What a fascinating time we live in. It’s not quite the Age of Enlightenment or the Neoclassical Period, but who else but those of us living and breathing today have been lucky enough to live through the great debates of the blue versus gold dress, Yanny or Laurel and Beach or Door? Our great-grandkids will be looking down from their oxygen pods while harvesting cloud water relishing this philosophical period that we are just taking for granted. But don’t worry, because it’s not too late to be a part of the latest humanitarian debate threatening to
trump eclipse all others. You might be spitting out a “DUH” to this question, but the results have got people emotionally involved, so take a moment to ponder… do you wash your legs in the shower?
The “Great Leg Washing Debate” started a few days ago when Twitter user Conor Arpwel posted a harmless poll asking simply “Do you wash your legs when you take a shower?”. Since posted, close to 800,000 people have voted and the thread is full of angry clean legged and dirty legged people kicking each other about their uptightness versus nastiness in regards to their leg cleansing regime (or lack thereof).
I am personally here for the non leg washers, because I love a good underdog, but they also have such unique debate tactics. For example:
They’ve been safe inside my pants, the whole day.

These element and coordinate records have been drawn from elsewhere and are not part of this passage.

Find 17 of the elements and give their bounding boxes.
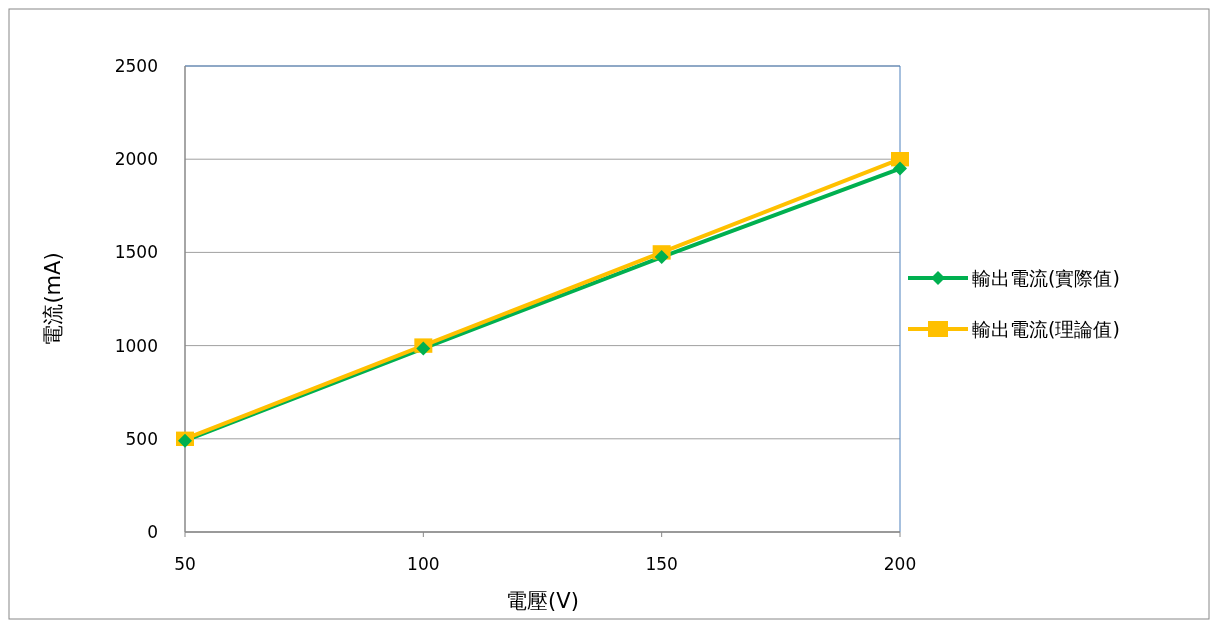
x-tick-label: 150 xyxy=(645,554,678,574)
y-tick-label: 2000 xyxy=(114,149,158,170)
point xyxy=(893,161,907,176)
legend-label: 輸出電流(理論值) xyxy=(972,318,1120,340)
y-tick-label: 1000 xyxy=(114,335,158,356)
x-tick-label: 200 xyxy=(883,554,917,574)
y-tick-label: 2500 xyxy=(114,56,158,76)
y-axis-title: 電流(mA) xyxy=(41,252,65,346)
y-tick-label: 0 xyxy=(147,522,158,542)
y-tick-label: 1500 xyxy=(114,242,158,263)
legend-label: 輸出電流(實際值) xyxy=(972,267,1120,289)
x-axis-title: 電壓(V) xyxy=(506,589,579,613)
x-tick-label: 100 xyxy=(407,554,440,574)
point xyxy=(654,250,669,265)
point xyxy=(891,152,909,167)
x-tick-label: 50 xyxy=(174,554,196,574)
y-tick-label: 500 xyxy=(125,428,158,449)
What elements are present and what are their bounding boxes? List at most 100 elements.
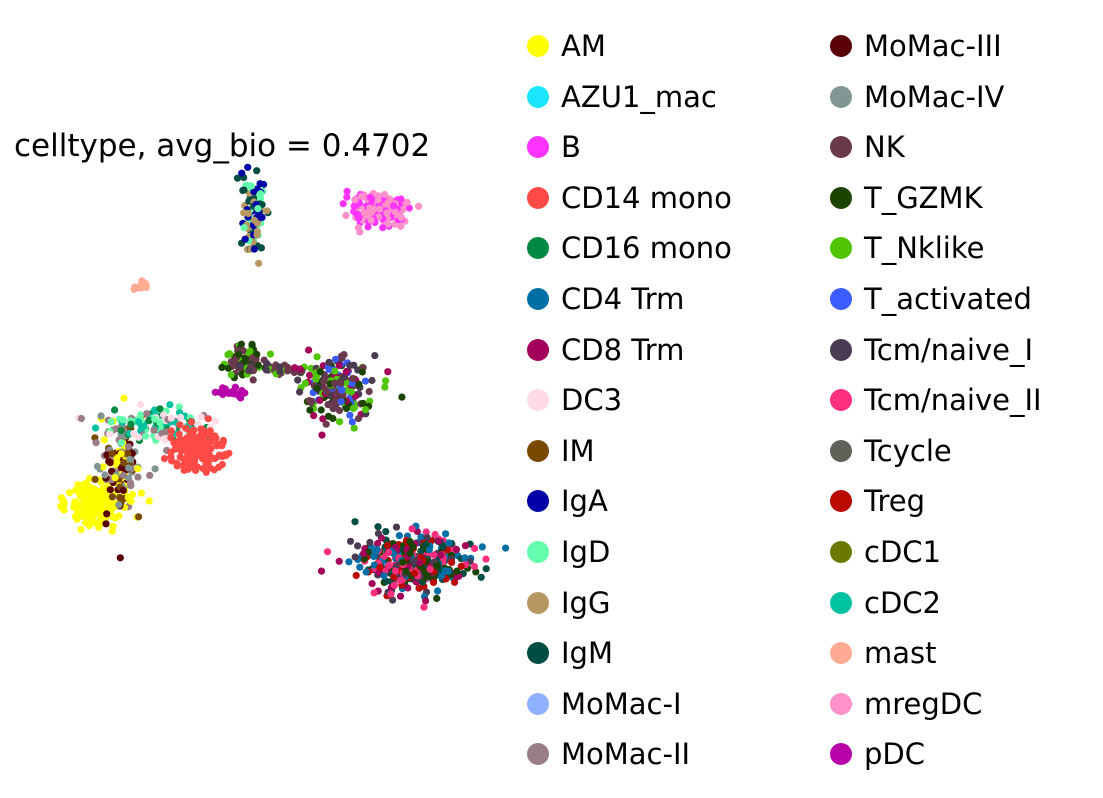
scatter-point: [360, 555, 368, 563]
legend-label: CD4 Trm: [561, 282, 685, 316]
scatter-point: [319, 415, 327, 423]
scatter-point: [385, 561, 393, 570]
scatter-point: [374, 529, 382, 538]
legend-item: Tcm/naive_I: [830, 330, 1033, 370]
scatter-point: [368, 376, 376, 385]
scatter-point: [263, 360, 271, 368]
scatter-point: [175, 445, 184, 453]
legend-label: IgA: [561, 484, 608, 519]
scatter-point: [99, 463, 107, 471]
scatter-point: [199, 465, 207, 473]
scatter-point: [339, 200, 347, 208]
scatter-point: [305, 346, 313, 354]
scatter-point: [73, 503, 81, 511]
scatter-point: [441, 567, 449, 575]
legend-item: NK: [830, 127, 905, 167]
scatter-point: [335, 361, 343, 369]
scatter-point: [356, 228, 364, 236]
scatter-point: [406, 537, 414, 546]
scatter-point: [142, 432, 150, 440]
scatter-point: [219, 439, 227, 447]
scatter-point: [145, 497, 153, 505]
scatter-point: [384, 199, 392, 207]
scatter-point: [249, 376, 257, 384]
scatter-point: [80, 510, 89, 518]
scatter-point: [229, 361, 238, 369]
scatter-point: [111, 514, 119, 522]
legend-label: CD8 Trm: [561, 332, 685, 367]
scatter-point: [134, 465, 142, 473]
legend-label: IgD: [561, 535, 611, 569]
scatter-point: [338, 354, 346, 362]
scatter-point: [151, 415, 159, 423]
legend-label: CD16 mono: [561, 231, 732, 266]
scatter-point: [241, 235, 249, 243]
scatter-point: [117, 450, 125, 458]
legend-label: AM: [561, 29, 606, 63]
scatter-point: [60, 506, 68, 514]
scatter-point: [445, 539, 453, 547]
scatter-point: [117, 426, 125, 435]
legend-swatch: [527, 136, 549, 159]
scatter-point: [126, 479, 135, 487]
scatter-point: [130, 429, 138, 438]
legend-label: cDC2: [864, 585, 941, 620]
scatter-point: [348, 418, 356, 426]
scatter-point: [382, 577, 390, 585]
scatter-point: [91, 424, 100, 432]
scatter-point: [362, 568, 370, 576]
scatter-point: [139, 283, 147, 291]
legend-label: T_GZMK: [864, 180, 983, 215]
scatter-point: [90, 493, 98, 501]
scatter-point: [266, 350, 275, 358]
scatter-point: [376, 205, 384, 213]
scatter-point: [482, 555, 490, 563]
scatter-point: [145, 417, 153, 425]
scatter-point: [111, 406, 119, 414]
scatter-point: [374, 539, 382, 548]
scatter-point: [399, 558, 407, 566]
scatter-point: [197, 413, 205, 421]
scatter-point: [241, 355, 249, 363]
scatter-point: [403, 198, 411, 206]
legend-item: CD4 Trm: [527, 279, 684, 319]
scatter-point: [316, 396, 324, 404]
scatter-point: [461, 554, 469, 562]
scatter-point: [106, 500, 114, 508]
scatter-point: [119, 486, 127, 494]
scatter-point: [106, 430, 114, 438]
scatter-point: [422, 597, 430, 605]
scatter-point: [193, 445, 201, 453]
legend-item: MoMac-I: [527, 684, 682, 724]
scatter-point: [135, 418, 143, 426]
scatter-point: [397, 195, 405, 203]
scatter-point: [178, 439, 186, 447]
legend-label: B: [561, 130, 581, 165]
scatter-point: [351, 553, 359, 561]
scatter-point: [240, 186, 248, 194]
scatter-point: [102, 520, 110, 528]
legend-swatch: [830, 186, 852, 209]
scatter-point: [81, 496, 89, 504]
scatter-point: [426, 565, 434, 573]
scatter-point: [347, 388, 355, 396]
scatter-point: [111, 474, 119, 482]
scatter-point: [381, 383, 389, 391]
scatter-point: [345, 558, 353, 566]
legend-swatch: [527, 85, 549, 108]
scatter-point: [472, 568, 480, 576]
scatter-point: [368, 580, 376, 588]
legend-label: T_Nklike: [864, 231, 985, 266]
scatter-point: [244, 209, 252, 217]
scatter-point: [330, 403, 338, 411]
scatter-point: [457, 562, 465, 571]
scatter-point: [188, 435, 196, 443]
scatter-point: [85, 475, 93, 483]
legend-label: cDC1: [864, 535, 941, 569]
legend-label: mast: [864, 636, 937, 671]
scatter-point: [108, 527, 116, 535]
legend-item: IgD: [527, 532, 610, 572]
scatter-point: [134, 473, 142, 481]
scatter-point: [335, 406, 344, 415]
scatter-point: [106, 459, 114, 467]
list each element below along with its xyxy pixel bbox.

What’s the problem
— Calendrical Heretic (@PreciousBFluids) May 10, 2019
I’m also here for Twitter user Kyle Kendo who suggests that instead of washing our legs, we should just throw them out and get new ones. Spoken like a true American!
Elite Daily pointed out the relationship ruining component of this debate, with user Mrs. King tweeting “I just found out my husband doesn’t wash his legs in the shower. We gotta divorce now.” I asked my spouse if he washed his legs and he asked if the soapy residue off his “his junk” running down his legs counted as washing his legs. And that right there, Friends, is proof that there is a soul mate out there for every one of us.
This leg cleanliness debate is reminding me of the joke “What is the true definition of a WASP?”. Answer: Someone that gets out of the shower to pee. I mean, can this joke be safely applied to the leg washers versus non-leg washers, too, or did I just out myself as a major dirt bag? Debate amongst yourselves.